Commission Chairwoman Nancy Detert noted, too, that “red tide is not an issue that is going away,” especially after being a major issue for Floridians in the mid-term election. Detert expects the state will invest more into addressing red tide and hopes the county will be able to tap into those funds.
“It’s got to be more than research,” Detert said. “Hopefully, there will be some strategies that we can implement. As a coastal county, we should more than qualify for any funding available.”
Water issues for Hines also extends to beach erosion on Manasota Key.
Sarasota County recently approved funding for Coastal Engineering Consultants to evaluate beach erosion on Manasota Key from the Sarasota-Charlotte county line north to a mile north of the public Blind Pass Beach.
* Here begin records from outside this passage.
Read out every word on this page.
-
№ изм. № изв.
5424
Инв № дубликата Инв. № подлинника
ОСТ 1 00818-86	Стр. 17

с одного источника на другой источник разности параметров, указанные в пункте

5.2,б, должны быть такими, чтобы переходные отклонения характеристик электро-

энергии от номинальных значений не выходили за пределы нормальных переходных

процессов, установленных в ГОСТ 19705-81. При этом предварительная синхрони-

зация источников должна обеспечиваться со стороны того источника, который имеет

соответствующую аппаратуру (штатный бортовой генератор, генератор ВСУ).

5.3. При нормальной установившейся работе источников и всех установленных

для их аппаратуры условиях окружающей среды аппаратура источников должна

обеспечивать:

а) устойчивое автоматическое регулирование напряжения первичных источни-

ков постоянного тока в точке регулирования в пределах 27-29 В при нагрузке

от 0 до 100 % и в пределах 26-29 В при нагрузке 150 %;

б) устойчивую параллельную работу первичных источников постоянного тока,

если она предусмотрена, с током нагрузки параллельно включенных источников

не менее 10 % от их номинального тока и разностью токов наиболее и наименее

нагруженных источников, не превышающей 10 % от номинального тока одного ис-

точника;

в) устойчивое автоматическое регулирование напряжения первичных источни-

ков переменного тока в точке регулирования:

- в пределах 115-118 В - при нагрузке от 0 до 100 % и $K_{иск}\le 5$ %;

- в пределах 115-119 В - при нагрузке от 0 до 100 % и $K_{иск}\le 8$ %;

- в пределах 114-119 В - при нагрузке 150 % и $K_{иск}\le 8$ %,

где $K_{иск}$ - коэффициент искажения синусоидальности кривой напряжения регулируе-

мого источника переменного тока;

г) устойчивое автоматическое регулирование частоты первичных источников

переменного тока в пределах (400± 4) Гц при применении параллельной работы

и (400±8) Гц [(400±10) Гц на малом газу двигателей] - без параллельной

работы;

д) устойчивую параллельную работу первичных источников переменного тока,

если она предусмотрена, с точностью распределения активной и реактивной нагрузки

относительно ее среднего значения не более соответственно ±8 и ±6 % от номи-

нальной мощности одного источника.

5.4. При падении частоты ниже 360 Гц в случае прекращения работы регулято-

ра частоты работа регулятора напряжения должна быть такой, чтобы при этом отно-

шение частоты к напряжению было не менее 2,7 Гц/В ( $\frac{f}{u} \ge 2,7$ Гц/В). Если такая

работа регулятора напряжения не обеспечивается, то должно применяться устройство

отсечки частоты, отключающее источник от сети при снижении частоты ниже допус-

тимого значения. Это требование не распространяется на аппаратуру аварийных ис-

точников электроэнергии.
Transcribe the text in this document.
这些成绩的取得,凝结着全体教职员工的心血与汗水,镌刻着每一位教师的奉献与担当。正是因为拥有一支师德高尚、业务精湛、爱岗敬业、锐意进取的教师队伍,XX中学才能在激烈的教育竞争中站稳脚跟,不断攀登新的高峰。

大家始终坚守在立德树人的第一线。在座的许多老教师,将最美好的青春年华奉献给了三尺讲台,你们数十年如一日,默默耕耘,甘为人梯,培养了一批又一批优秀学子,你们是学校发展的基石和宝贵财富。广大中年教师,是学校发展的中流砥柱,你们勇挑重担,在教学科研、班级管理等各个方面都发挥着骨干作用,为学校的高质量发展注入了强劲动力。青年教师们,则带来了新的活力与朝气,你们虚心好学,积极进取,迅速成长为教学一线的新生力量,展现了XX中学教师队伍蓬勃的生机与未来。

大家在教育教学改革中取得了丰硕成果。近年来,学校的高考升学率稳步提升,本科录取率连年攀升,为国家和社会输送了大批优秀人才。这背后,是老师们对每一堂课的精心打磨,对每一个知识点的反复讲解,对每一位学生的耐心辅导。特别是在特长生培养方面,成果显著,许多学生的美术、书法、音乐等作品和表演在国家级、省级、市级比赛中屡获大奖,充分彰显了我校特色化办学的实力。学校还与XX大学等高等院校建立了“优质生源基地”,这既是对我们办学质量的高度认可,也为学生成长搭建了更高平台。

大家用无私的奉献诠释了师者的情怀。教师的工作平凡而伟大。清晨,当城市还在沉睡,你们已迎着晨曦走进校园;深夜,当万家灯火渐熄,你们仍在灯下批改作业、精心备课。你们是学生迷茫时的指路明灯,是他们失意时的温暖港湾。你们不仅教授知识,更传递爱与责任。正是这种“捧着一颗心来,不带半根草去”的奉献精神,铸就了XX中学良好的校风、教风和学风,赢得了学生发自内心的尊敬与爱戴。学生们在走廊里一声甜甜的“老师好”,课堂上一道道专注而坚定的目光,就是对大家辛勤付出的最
Coastal Engineering is the firm overseeing Charlotte County’s plans for beach nourishment and management for its portion of Manasota Key. Sarasota County has taken the first steps to join Charlotte County.
Hines recently visited Manasota Key and saw where erosion was eating away the Gulf shoreline fronting homes.
“There are a few homes that are close to falling in,” he said, providing the commissioners with photographs he took of what homeowners were facing.
Commissioners also heard first hand from Manasota Key residents about what they are facing.
“We need a solution to combat red tide, beach erosion and to simplify the regulation to protect properties,” Charles Miller said. He encouraged Sarasota to join Charlotte County in its beach management efforts.
“The beaches and sand dunes have disappeared,” Miller said. He did thank commissioners for allowing homeowners like him to allow them to protect their homes with large sand bags for at least three years.
Manasota Key Association president Jackie Ruthman reaffirmed what Hines said. “We need to keep this issue on the front burner. Several homes are in eminent danger from the next big storm,” Ruthman said.
Harry Artz said a four-foot surge from Hurricane Michael washed over sand bags and eroded away 15 feet of sand behind the bags — sand he’s had to replace that sand on three occasions.
Ruthman invited commissioners who haven’t seen the erosion to visit Manasota Key, suggesting photos “don’t tell the whole story.”